When the reigning ace of your staff speaks, the organization listens. And on Sunday at Joker Marchant Stadium, Tarik Skubal delivered a clear message about top Detroit Tigers prospect Kevin McGonigle.
“He's a hell of a player,” Skubal said (via Evan Petzold of the Detroit Free Press) after watching McGonigle turn highlight-reel double plays behind him. “Of the nine outs, I think he was responsible for six of them… Everybody knows the bat. He's going to hit. You get to watch the defense, and it's like, ‘Yeah, this is a complete baseball player.’”
That wasn’t idle spring-training praise. That was the two-time reigning AL Cy Young winner publicly validating a 21-year-old as big-league ready.
McGonigle was labeled the best pure high school hitter in the 2023 MLB Draft. He’s hitting .400 this spring. His bat was never the question. The debate has always centered on his defensive ability ay shortstop.
Scouts questioned whether his range and actions would eventually push him to second or third. The Tigers, however, quietly believed otherwise — and McGonigle is making that belief look prophetic this spring.
magoo turns two pic.twitter.com/Fyyl3Oxsea
— Detroit Tigers (@tigers) March 1, 2026
Kevin McGonigle silences doubters with strong defensive performance behind Tarik Skubal in Tigers spring training
The double plays McGonigle turned on Sunday weren’t routine. One featured him attacking the bag himself before firing on the run. Another showed advanced footwork with Gleyber Torres. The third featured a cross-body, off-balance laser that screamed “major-league play.”
Manager AJ Hinch called it a nuanced improvement in timing and pre-pitch consistency. Third-base coach Joey Cora was handing out high-fives as well. But the most telling reaction came from the mound.

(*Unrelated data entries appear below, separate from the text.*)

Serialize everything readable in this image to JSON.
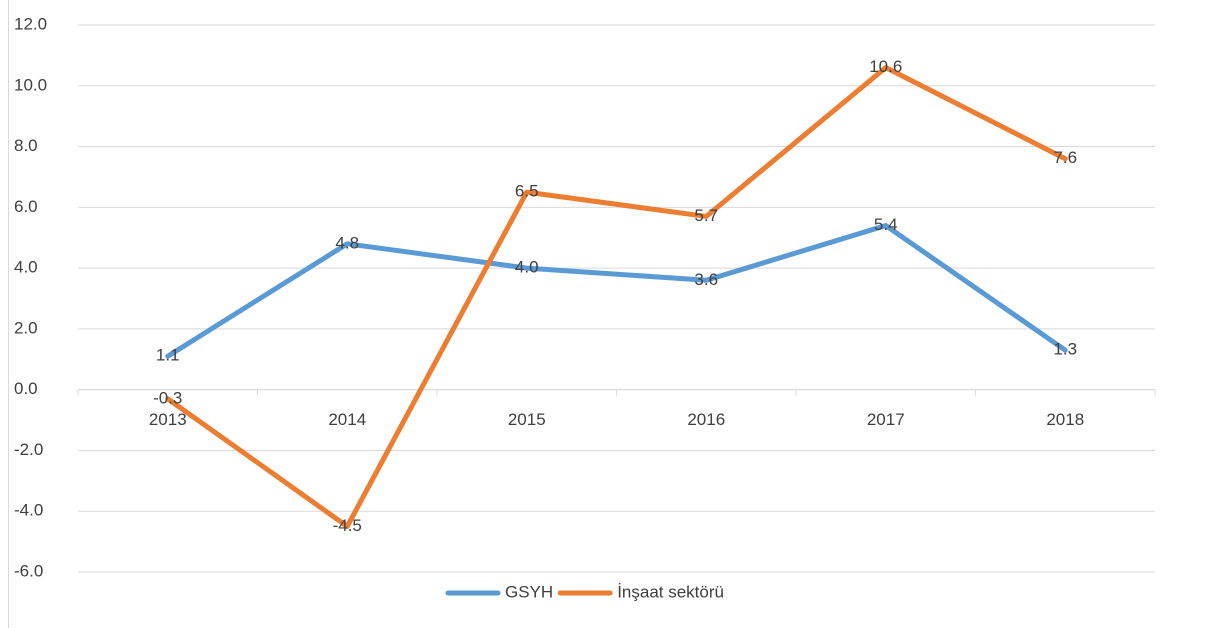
{
  "chart_data": {
    "type": "line",
    "categories": [
      "2013",
      "2014",
      "2015",
      "2016",
      "2017",
      "2018"
    ],
    "series": [
      {
        "name": "GSYH",
        "color": "#5b9bd5",
        "values": [
          1.1,
          4.8,
          4.0,
          3.6,
          5.4,
          1.3
        ],
        "value_labels": [
          "1.1",
          "4.8",
          "4.0",
          "3.6",
          "5.4",
          "1.3"
        ]
      },
      {
        "name": "İnşaat sektörü",
        "color": "#ed7d31",
        "values": [
          -0.3,
          -4.5,
          6.5,
          5.7,
          10.6,
          7.6
        ],
        "value_labels": [
          "-0.3",
          "-4.5",
          "6.5",
          "5.7",
          "10.6",
          "7.6"
        ]
      }
    ],
    "ylim": [
      -6,
      12
    ],
    "yticks": [
      {
        "value": -6,
        "label": "-6.0"
      },
      {
        "value": -4,
        "label": "-4.0"
      },
      {
        "value": -2,
        "label": "-2.0"
      },
      {
        "value": 0,
        "label": "0.0"
      },
      {
        "value": 2,
        "label": "2.0"
      },
      {
        "value": 4,
        "label": "4.0"
      },
      {
        "value": 6,
        "label": "6.0"
      },
      {
        "value": 8,
        "label": "8.0"
      },
      {
        "value": 10,
        "label": "10.0"
      },
      {
        "value": 12,
        "label": "12.0"
      }
    ],
    "grid": true,
    "legend": "bottom"
  }
}
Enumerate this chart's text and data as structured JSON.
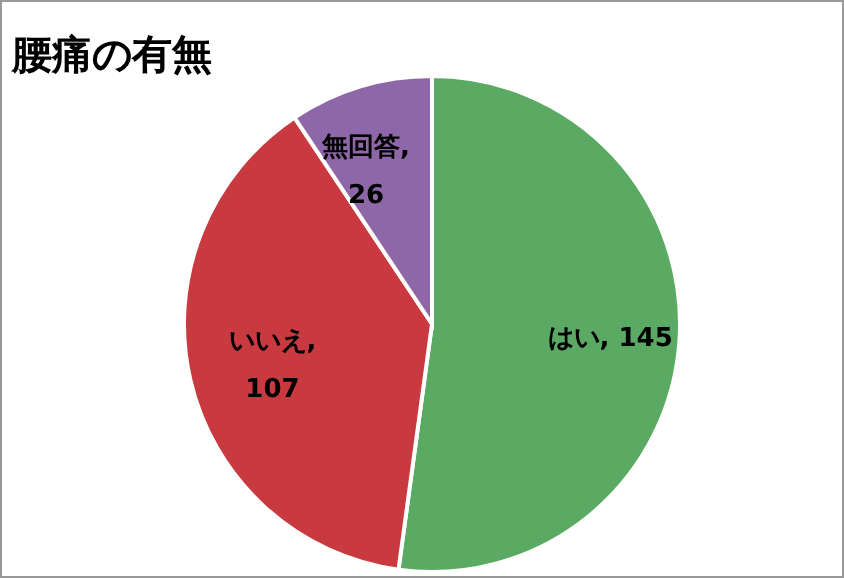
{
  "chart_data": {
    "type": "pie",
    "title": "腰痛の有無",
    "categories": [
      null,
      null,
      null
    ],
    "values": [
      145,
      107,
      26
    ],
    "colors": [
      "#5aaa64",
      "#c83a40",
      "#8e67a8"
    ],
    "value_labels": [
      "はい, 145",
      "いいえ, 107",
      "無回答, 26"
    ]
  }
}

When your franchise ace publicly signals comfort playing behind a rookie shortstop, that carries weight in the front office. It could also create a real Opening Day domino effect. If McGonigle starts at shortstop, Javy Báez could shift to center field — and Parker Meadows could be headed to Triple-A Toledo.
The Tigers aren't in development mode anymore. They’re trying to win. Every marginal defensive improvement behind Skubal matters. Every converted ground ball matters. And if McGonigle is already turning borderline plays into outs in March, what does that look like in May? In September?
The Tigers still have three weeks — as Hinch cautioned, spring is long for a reason — but sometimes clarity arrives early.
On Sunday, behind six of nine outs, the Tigers’ ace looked over his shoulder and saw the future. And he liked it.